The most remarkable feature of the results of this pilot study, however, is the absolute consistency: over all outcome measures, the manipulation group displayed the most substantial improvements that were uniformly found to be significant. In the two other intervention groups, not a single significant improvement could be found in any of the outcome measures. The only other significant results were found in the whole study group. However, a close look at the results easily clarifies that the significant changes in the whole study group are simply a weaker reflection of the more substantial improvements observed in the manipulation subgroup.

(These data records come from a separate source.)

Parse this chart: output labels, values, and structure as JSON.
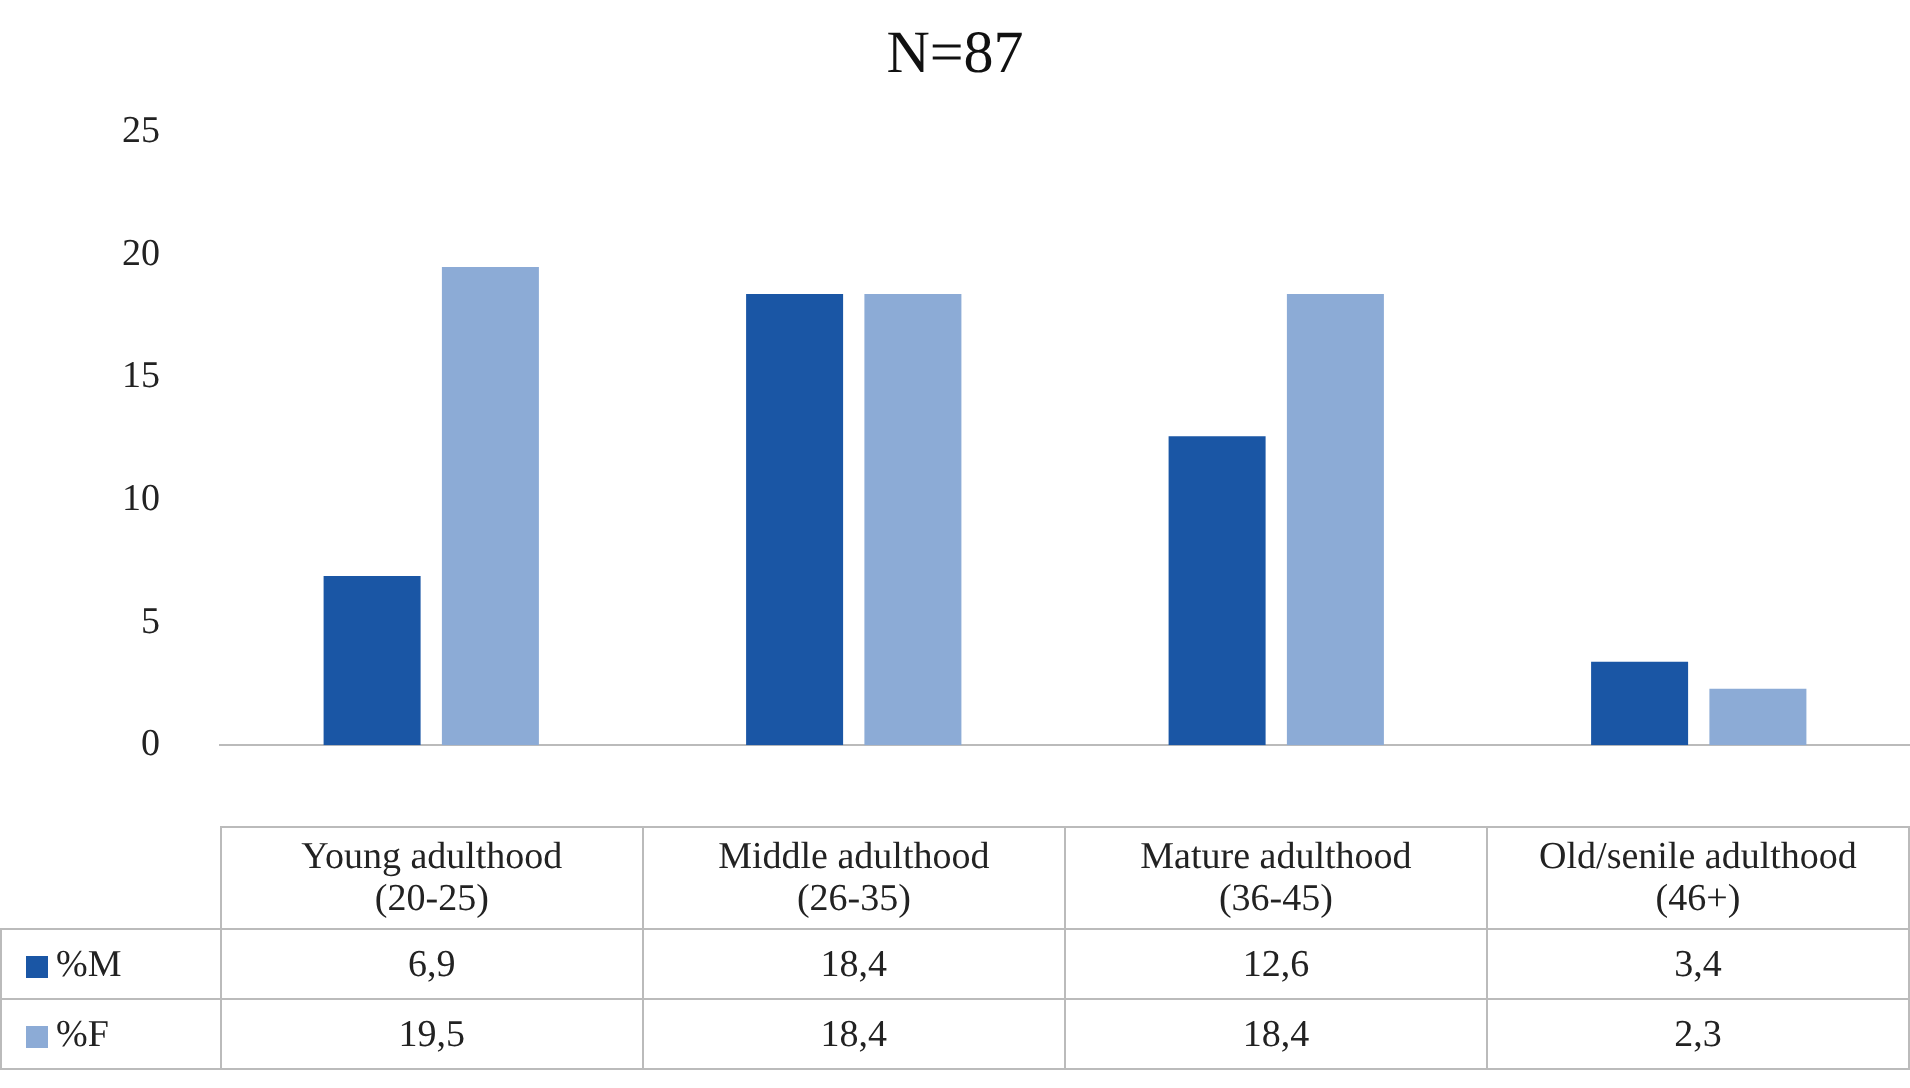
{
  "chart_data": {
    "type": "bar",
    "title": "N=87",
    "categories": [
      "Young adulthood\n(20-25)",
      "Middle adulthood\n(26-35)",
      "Mature adulthood\n(36-45)",
      "Old/senile adulthood\n(46+)"
    ],
    "series": [
      {
        "name": "%M",
        "color": "#1a56a5",
        "values": [
          6.9,
          18.4,
          12.6,
          3.4
        ],
        "value_labels": [
          "6,9",
          "18,4",
          "12,6",
          "3,4"
        ]
      },
      {
        "name": "%F",
        "color": "#8cabd6",
        "values": [
          19.5,
          18.4,
          18.4,
          2.3
        ],
        "value_labels": [
          "19,5",
          "18,4",
          "18,4",
          "2,3"
        ]
      }
    ],
    "ylim": [
      0,
      25
    ],
    "yticks": [
      0,
      5,
      10,
      15,
      20,
      25
    ],
    "grid": false,
    "legend": "bottom"
  }
}
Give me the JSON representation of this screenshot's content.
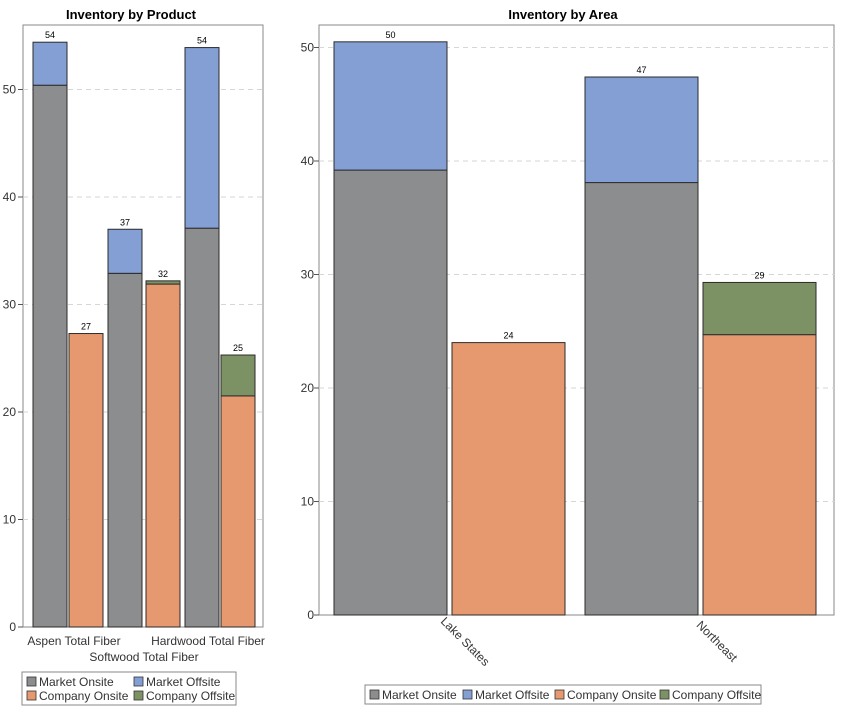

It should be mentioned that the relatively short-term nature of this pilot study cannot indicate a guaranteed long-term benefit. The fact that patients could be discharged does not necessarily imply permanent relief from symptoms. To assess long-term effects, additional data collection over several years would have been necessary but was beyond the scope of this pilot study. Nevertheless, it is a noteworthy finding that significantly more patients could be discharged after spinal manipulation as opposed to the other interventions. This finding is consistent with and therefore corroborates the results found in the subjective outcome measurements.
Because a pathologic cause cannot be identified for most episodes of spinal pain,8 the financial and resource implications of low back pain alone are extensive. [9, 10] Therefore clinical guidelines are needed to improve the management of chronic spinal pain in primary care  because the proportion of patients with spinal pain who have poor outcomes seems to be higher than generally recognized ; research into this major health care problem is essential. At a time when the whole clinical community is implementing evidence-based management of patients, it is imperative that the field of chronic spinal pain syndromes, which vastly impacts on patient suffering and scarce health care resources, should catch up with other health care programs and no longer be characterized by a disproportionate paucity of epidemiologic data and controversy in comparison to its overall impact. In spite of the documented and discussed shortcomings of this pilot study, the consistency of the findings has enabled some light to be shed on the benefit of different interventions on this costly and debilitating condition.
Major well-funded prospective longitudinal clinical trials should be undertaken as soon as possible to further investigate this complex issue. These studies should emphasize specifically (1) standardized intervention protocols such as those used in this study, (2) strict monitoring and follow-up of patients in each treatment category, and (3) the long-term effects of treatment that should be evaluated by means of 12-month questionnaires administered over at least 3 years, which was beyond the scope of this pilot study.